Only a few weeks until the new school year begins. My daughter is ready to begin Grade 1 this year. As her teacher, I’ve been working hard at researching, choosing and gathering everything we need for this upcoming year. I’ve also created a schedule for our year so we know what we need to get done when. I’ve done this for each subject we will be covering. This has been quite a lot of work compiling everything so over the next several posts, I will be sharing all those details.
This post I’d like to cover a fun subject: American Sign Language. If you’ve read my previous post on Sign Language, then you know my daughter has been learning Sign Language since she was a baby. Now however, I am ready to start her with a more scheduled learning of this language.
I decided to purchase the Classroom Curriculum from Signing Time. The curriculum has more hands on activities that you might see in a classroom setting, as opposed to simply watching a video. It gives them a chance to actively use the signs they are learning, which will obviously help with future retention.
There are a lot of activities in each unit, more than you will probably want to use in one year. Beside each activity, it is indicated what grade level(s) it is designed for. Also, some of the games and activities in the curriculum are designed for a group of kids (like there would be in a classroom, or siblings) but the majority are good for an only child as well. So with Grade 1 in mind for a single child, I went through the curriculum and picked out those that I felt would be a good fit. There was still quite a bit I didn’t include, that I will no doubt return to in future years as a review and when learning additional ASL.
In my area, a typical school year has 194 days. The schedule I put together for learning Sign Language for my daughter’s first year is 181 days, so nearly every day of her school year. Based on the Classroom Curriculum from Signing Time, this is my daughter’s first 9 days of her Sign Language schedule for this upcoming year:
Day 1 – Signing Unit 1 DVD & color flashcards (30 min)

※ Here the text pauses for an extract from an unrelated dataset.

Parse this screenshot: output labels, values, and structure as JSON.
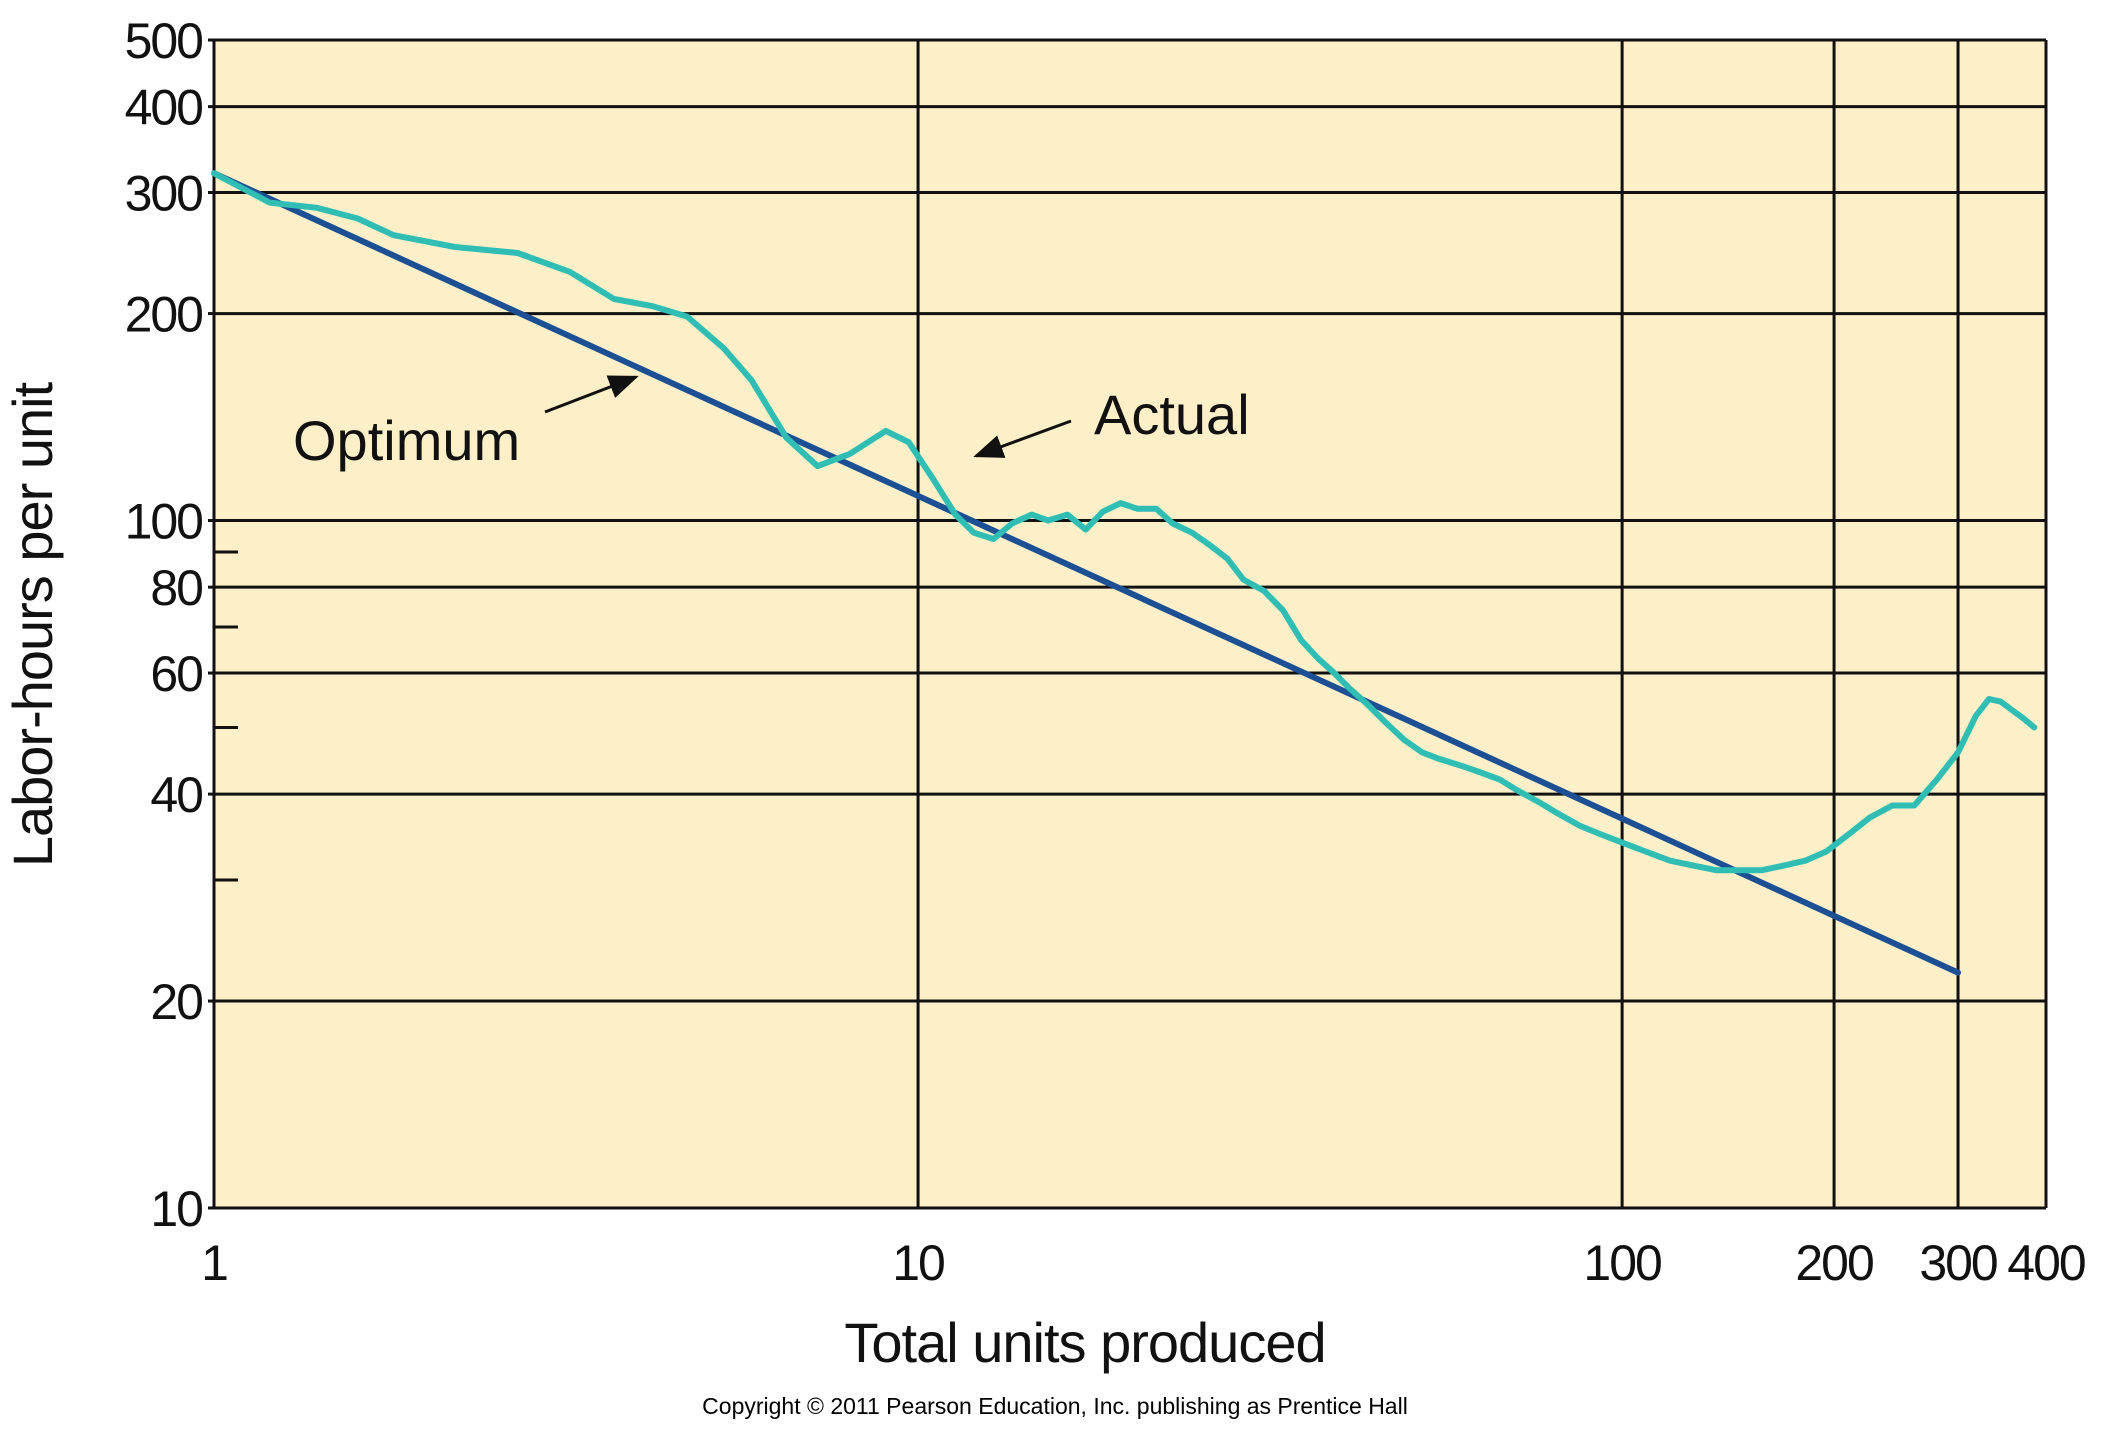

Day 2 – Signing Time Memory (10 min)
Day 3 – Rachel Says (8 min)
Day 4 – Quiet Down & This Is Our Teacher (10 min)
Day 5 – Can You? (10 min)
Day 6 – Everybody Line Up & School Is Fun (10 min)
Day 7 – We’ll Remember All The Things We Learned Today (5 min)
Day 8 – The Teacher In The Class (10 min)
Day 9 – Welcome to School (10 min)
I’ve put the full schedule on this page. So as you can see, learning Sign Language can just be a small part of each day. If you look at the full schedule, you will see there are a few 1 hour days, and there are some 30 min time slots. However, the majority I would say are 10-15 minutes per day, very doable I believe.
To be clear, this curriculum is not something your child will be able to do on their own, but needs full parent participation. On the plus side, you will be learning American Sign Language alongside your child.
There are a lot of poems and songs included in the curriculum which is also good reading and singing practice.
What about future grades in this subject? Well, I will include additional resources and details in future posts. However, as a brief outline:
For Grade 2, my daughter will go through each video of Signing Time Series 1 & Series 2. There are 13 video’s in each series for a total of 26. There are 52 weeks in a year, so doing the math, we could cover one video every 2 weeks, a little faster if we want the summer off, etc. We will pick and choose some of the activities from the Classroom Curriculum to supplement our learning and allow for hands on practice.
The first 2 years will be vocabulary based learning. I believe there are around 1000 ASL words taught in the Signing Time series – that will give my daughter quite an extensive vocabulary. However, just like every language, there are different grammar rules and ways of speaking in Sign Language than there are in English, so learning this is vital to becoming fluent in the language.
With this in mind, Grades 3 & 4, I plan to have my daughter (and myself) go through the courses on Signing Online. There are 4 courses, so I plan for us to cover 2 a year.
Grade 5, I plan for us to get in contact with a local deaf centre, and find activities to participate in with the deaf community-immersion, field trip style.
So what about you? Do you think you could include learning American Sign Language as part of your child’s homeschooling curriculum?